On Friday morning, Kareem al-Nasir, 30, joined thousands of other Palestinians trying to return from central Gaza to their homes in the northern Gaza Strip. But as they tried to make their way along a road on foot, he said, Israeli forces nearby opened fire on them. Mr. al-Nasir said he was shot in the leg and is now unable to walk.
An Egyptian official, speaking on condition of anonymity because he was not authorized to discuss the matter publicly, described the same scene, saying an Israeli tank fired at a group of Palestinians at an Israeli checkpoint south of Gaza City on Friday morning and killed two people.
“They said there is a cease-fire. What cease-fire?” said Mr. al-Nasir, back at the school in Deir al-Balah, a city in central Gaza, where he and his family have been seeking shelter since they fled their home in Beit Hanoun in northern Gaza. “When we tried to pass, they shot at us and injured and killed us,” he added.
“People wanted to return to their homes,” Mr. al-Nasir said. “We wanted to go see our relatives, see the martyrs, see our homes.”
Video posted by local journalists in Gaza showed hundreds of Palestinians carrying bags and bedding items and walking along roads in the southern city of Khan Younis heading to homes in other parts of southern Gaza, at least temporarily.
Some were still trying to decide if they could make the trek safely.
Nayrouz Qarmout, a Palestinian author from Gaza City in the north, said she fled with her family to southern Gaza weeks ago. She said they had been trying to find out whether they could return.
“But as far as we understand, entering the area is prohibited,” she said.
Even those who know their homes have been destroyed by Israeli airstrikes want to return to see what they can find or salvage from the rubble, she said.
“People are attempting to see what remains of their homes or relatives,” Ms. Qarmout said. “They don’t know anything about what has happened to relatives after they lost all contact with them.”

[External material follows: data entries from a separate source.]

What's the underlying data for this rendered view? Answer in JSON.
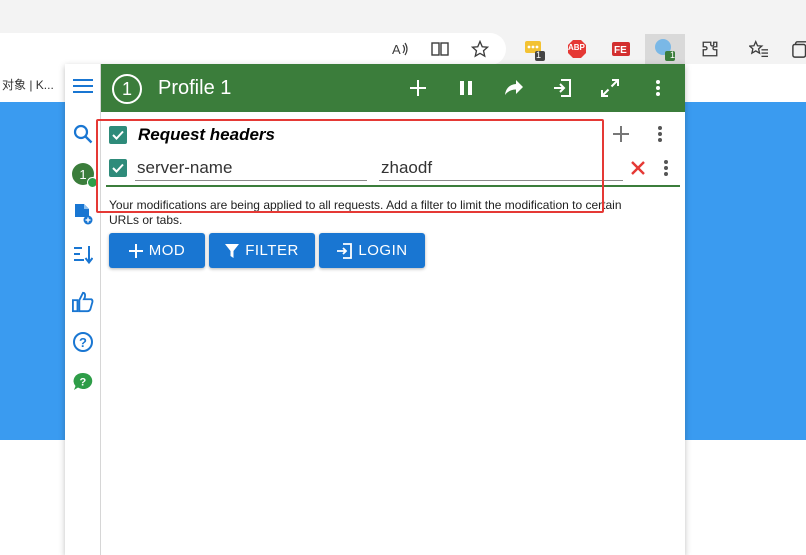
{
  "browser": {
    "tab_title": "对象 | K...",
    "extension_badge_1": "1",
    "extension_badge_2": "1",
    "abp_label": "ABP"
  },
  "popup": {
    "profile_number": "1",
    "profile_title": "Profile 1",
    "sidebar_badge": "1",
    "mod": {
      "title": "Request headers",
      "header_name": "server-name",
      "header_value": "zhaodf"
    },
    "info_text": "Your modifications are being applied to all requests. Add a filter to limit the modification to certain URLs or tabs.",
    "buttons": {
      "mod": "MOD",
      "filter": "FILTER",
      "login": "LOGIN"
    }
  },
  "colors": {
    "header_green": "#3b7d3b",
    "page_blue": "#3a9bf0",
    "button_blue": "#1976d2",
    "highlight_red": "#e53935",
    "checkbox_teal": "#2e8b7a"
  }
}
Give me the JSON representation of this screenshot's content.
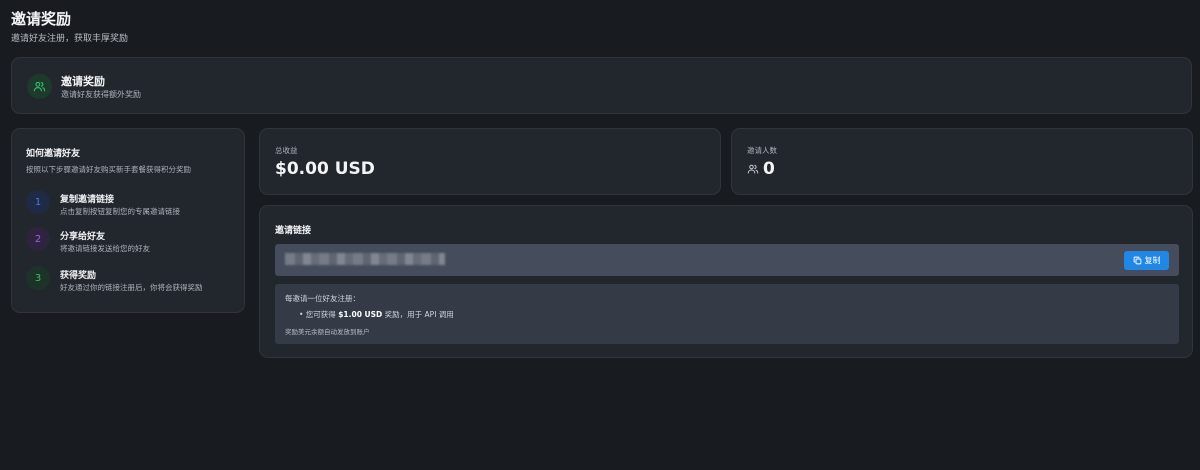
{
  "page": {
    "title": "邀请奖励",
    "subtitle": "邀请好友注册，获取丰厚奖励"
  },
  "hero": {
    "icon": "users-icon",
    "title": "邀请奖励",
    "subtitle": "邀请好友获得额外奖励",
    "accent": "#34c26b"
  },
  "howto": {
    "title": "如何邀请好友",
    "description": "按照以下步骤邀请好友购买新手套餐获得积分奖励",
    "steps": [
      {
        "number": "1",
        "title": "复制邀请链接",
        "desc": "点击复制按钮复制您的专属邀请链接",
        "color": "#4a78ea",
        "bg": "#1f2a44"
      },
      {
        "number": "2",
        "title": "分享给好友",
        "desc": "将邀请链接发送给您的好友",
        "color": "#a35de6",
        "bg": "#2e2440"
      },
      {
        "number": "3",
        "title": "获得奖励",
        "desc": "好友通过你的链接注册后，你将会获得奖励",
        "color": "#34c26b",
        "bg": "#1e3328"
      }
    ]
  },
  "stats": {
    "earnings_label": "总收益",
    "earnings_value": "$0.00 USD",
    "invites_label": "邀请人数",
    "invites_icon": "users-icon",
    "invites_value": "0"
  },
  "invite_link": {
    "title": "邀请链接",
    "url": "",
    "copy_label": "复制",
    "copy_icon": "copy-icon",
    "button_color": "#2187e4",
    "info_head": "每邀请一位好友注册：",
    "bullet_prefix": "• 您可获得",
    "bullet_amount": "$1.00 USD",
    "bullet_suffix": "奖励，用于 API 调用",
    "info_foot": "奖励美元余额自动发放到账户"
  }
}
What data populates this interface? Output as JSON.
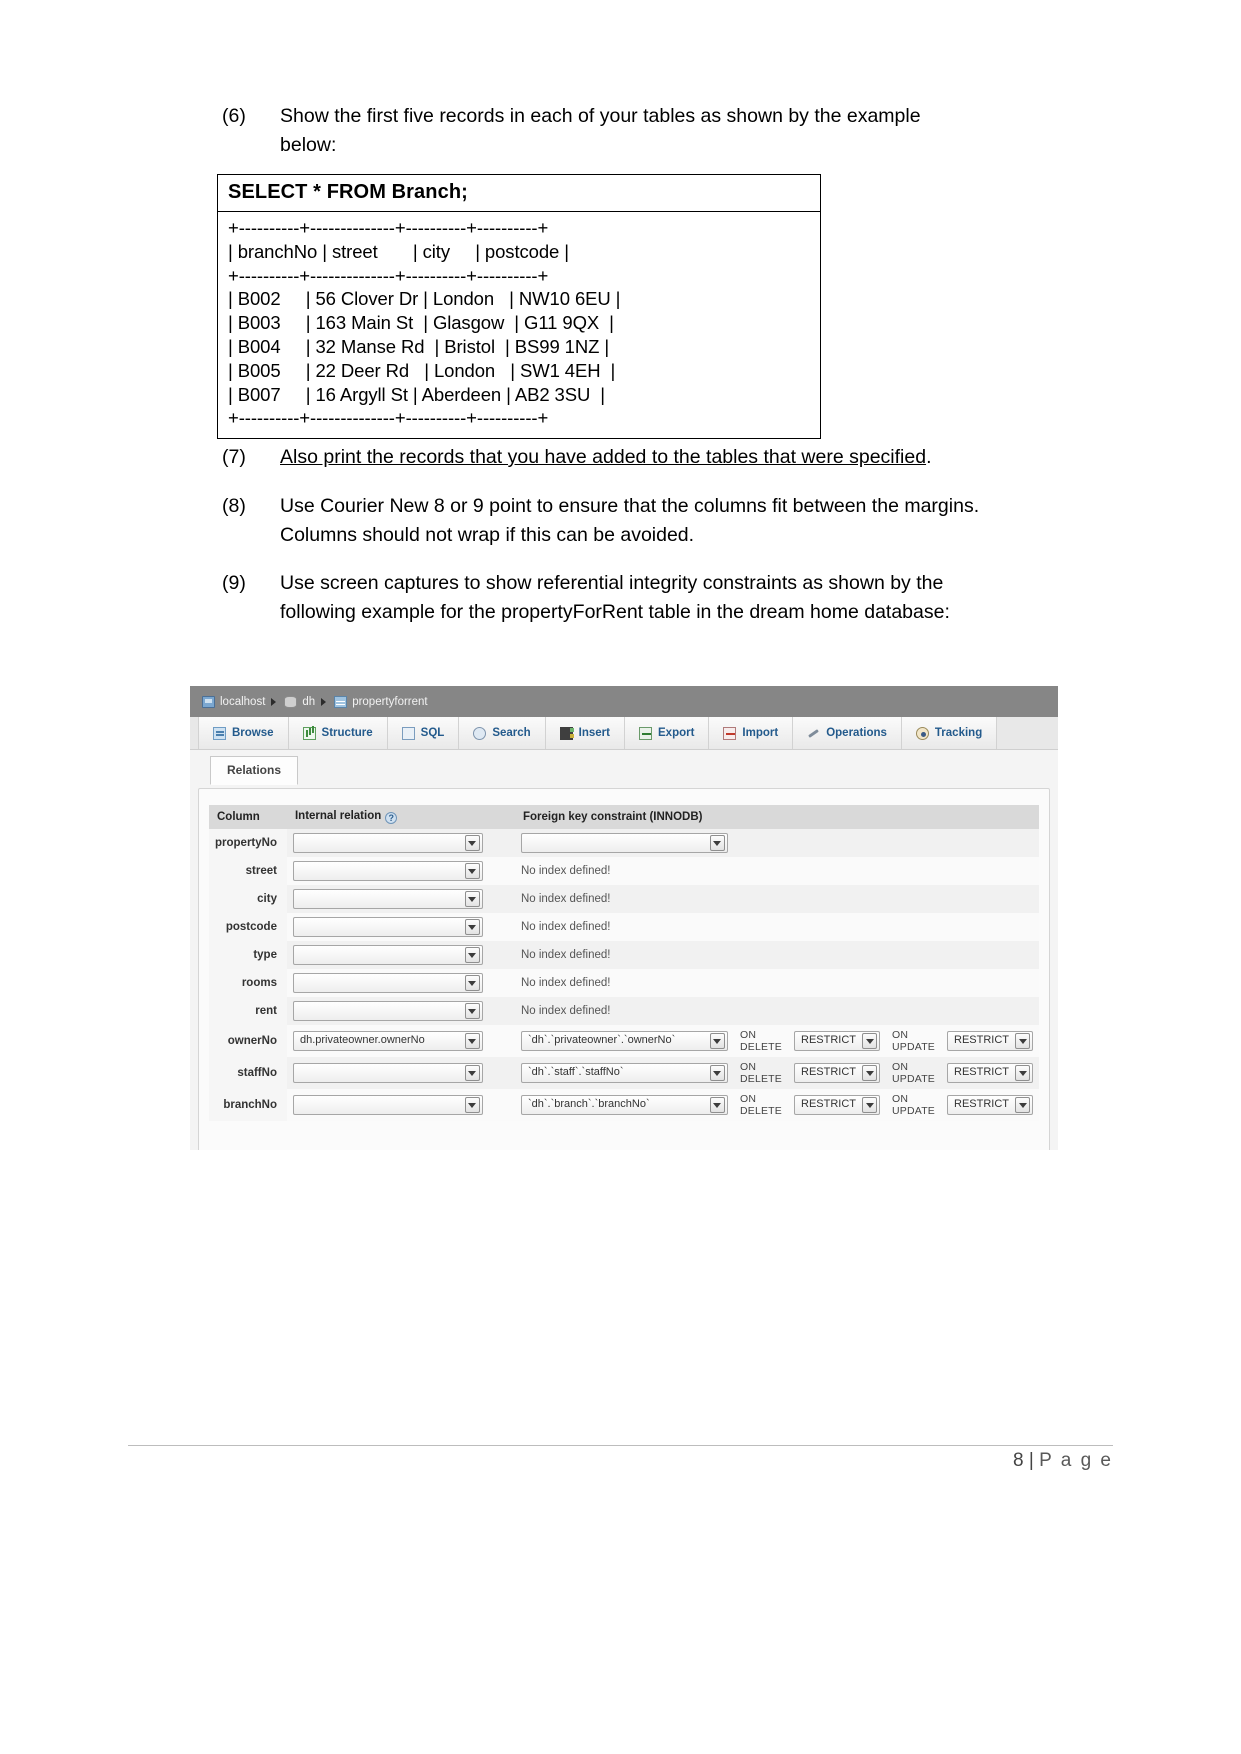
{
  "document": {
    "items": [
      {
        "number": "(6)",
        "text": "Show the first five records in each of your tables as shown by the example below:",
        "underlined": false
      },
      {
        "number": "(7)",
        "text": "Also print the records that you have added to the tables that were specified",
        "trailing": ".",
        "underlined": true
      },
      {
        "number": "(8)",
        "text": "Use Courier New 8 or 9 point to ensure that the columns fit between the margins.  Columns should not wrap if this can be avoided.",
        "underlined": false
      },
      {
        "number": "(9)",
        "text": "Use screen captures to show referential integrity constraints as shown by the following example for the propertyForRent table in the dream home database:",
        "underlined": false
      }
    ]
  },
  "sql_result": {
    "title": "SELECT * FROM Branch;",
    "body": "+----------+--------------+----------+----------+\n| branchNo | street       | city     | postcode |\n+----------+--------------+----------+----------+\n| B002     | 56 Clover Dr | London   | NW10 6EU |\n| B003     | 163 Main St  | Glasgow  | G11 9QX  |\n| B004     | 32 Manse Rd  | Bristol  | BS99 1NZ |\n| B005     | 22 Deer Rd   | London   | SW1 4EH  |\n| B007     | 16 Argyll St | Aberdeen | AB2 3SU  |\n+----------+--------------+----------+----------+",
    "columns": [
      "branchNo",
      "street",
      "city",
      "postcode"
    ],
    "rows": [
      [
        "B002",
        "56 Clover Dr",
        "London",
        "NW10 6EU"
      ],
      [
        "B003",
        "163 Main St",
        "Glasgow",
        "G11 9QX"
      ],
      [
        "B004",
        "32 Manse Rd",
        "Bristol",
        "BS99 1NZ"
      ],
      [
        "B005",
        "22 Deer Rd",
        "London",
        "SW1 4EH"
      ],
      [
        "B007",
        "16 Argyll St",
        "Aberdeen",
        "AB2 3SU"
      ]
    ]
  },
  "phpmyadmin": {
    "breadcrumb": {
      "server": "localhost",
      "database": "dh",
      "table": "propertyforrent"
    },
    "tabs": [
      {
        "label": "Browse",
        "icon": "browse-icon"
      },
      {
        "label": "Structure",
        "icon": "structure-icon"
      },
      {
        "label": "SQL",
        "icon": "sql-icon"
      },
      {
        "label": "Search",
        "icon": "search-icon"
      },
      {
        "label": "Insert",
        "icon": "insert-icon"
      },
      {
        "label": "Export",
        "icon": "export-icon"
      },
      {
        "label": "Import",
        "icon": "import-icon"
      },
      {
        "label": "Operations",
        "icon": "operations-icon"
      },
      {
        "label": "Tracking",
        "icon": "tracking-icon"
      }
    ],
    "subtab": "Relations",
    "table_headers": {
      "column": "Column",
      "internal_relation": "Internal relation",
      "foreign_key": "Foreign key constraint (INNODB)"
    },
    "no_index_text": "No index defined!",
    "on_delete_label": "ON DELETE",
    "on_update_label": "ON UPDATE",
    "rows": [
      {
        "column": "propertyNo",
        "internal": "",
        "fk": "",
        "no_index": false,
        "has_actions": false,
        "on_delete": "",
        "on_update": ""
      },
      {
        "column": "street",
        "internal": "",
        "fk": "",
        "no_index": true,
        "has_actions": false,
        "on_delete": "",
        "on_update": ""
      },
      {
        "column": "city",
        "internal": "",
        "fk": "",
        "no_index": true,
        "has_actions": false,
        "on_delete": "",
        "on_update": ""
      },
      {
        "column": "postcode",
        "internal": "",
        "fk": "",
        "no_index": true,
        "has_actions": false,
        "on_delete": "",
        "on_update": ""
      },
      {
        "column": "type",
        "internal": "",
        "fk": "",
        "no_index": true,
        "has_actions": false,
        "on_delete": "",
        "on_update": ""
      },
      {
        "column": "rooms",
        "internal": "",
        "fk": "",
        "no_index": true,
        "has_actions": false,
        "on_delete": "",
        "on_update": ""
      },
      {
        "column": "rent",
        "internal": "",
        "fk": "",
        "no_index": true,
        "has_actions": false,
        "on_delete": "",
        "on_update": ""
      },
      {
        "column": "ownerNo",
        "internal": "dh.privateowner.ownerNo",
        "fk": "`dh`.`privateowner`.`ownerNo`",
        "no_index": false,
        "has_actions": true,
        "on_delete": "RESTRICT",
        "on_update": "RESTRICT"
      },
      {
        "column": "staffNo",
        "internal": "",
        "fk": "`dh`.`staff`.`staffNo`",
        "no_index": false,
        "has_actions": true,
        "on_delete": "RESTRICT",
        "on_update": "RESTRICT"
      },
      {
        "column": "branchNo",
        "internal": "",
        "fk": "`dh`.`branch`.`branchNo`",
        "no_index": false,
        "has_actions": true,
        "on_delete": "RESTRICT",
        "on_update": "RESTRICT"
      }
    ]
  },
  "footer": {
    "page_number": "8",
    "separator": "|",
    "page_word": "P a g e"
  }
}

Communication in Gaza has been difficult since the early days of the war after Israel bombed a telecommunications tower; it has occasionally been plunged into near-total phone and internet blackouts, either because of Israeli disruptions or a lack of fuel.
The cease-fire deal calls for more aid to be allowed into Gaza. Besides its devastating bombardment, Israel has also imposed a near-total siege on Gaza since the Oct. 7 attacks on Israel by Hamas, the armed Palestinian group that controls the territory. That has severely restricted the deliveries of food, fuel and medicine, worsening a humanitarian crisis for the population that predated the war.
A total of 230 trucks carrying humanitarian aid, medicine and fuel were scheduled to go in on Friday through the Egyptian border, said Wael Abu Omar, a spokesman for the Gaza side of the Rafah crossing.
“No one feels safe,” said Mohammad al-Masri, a local journalist who last week fled his home in northern Gaza to Khan Younis.
“I haven’t heard anyone say they will go back home. Everyone is afraid,” he said. “Because at any movement the cease-fire could fall apart.”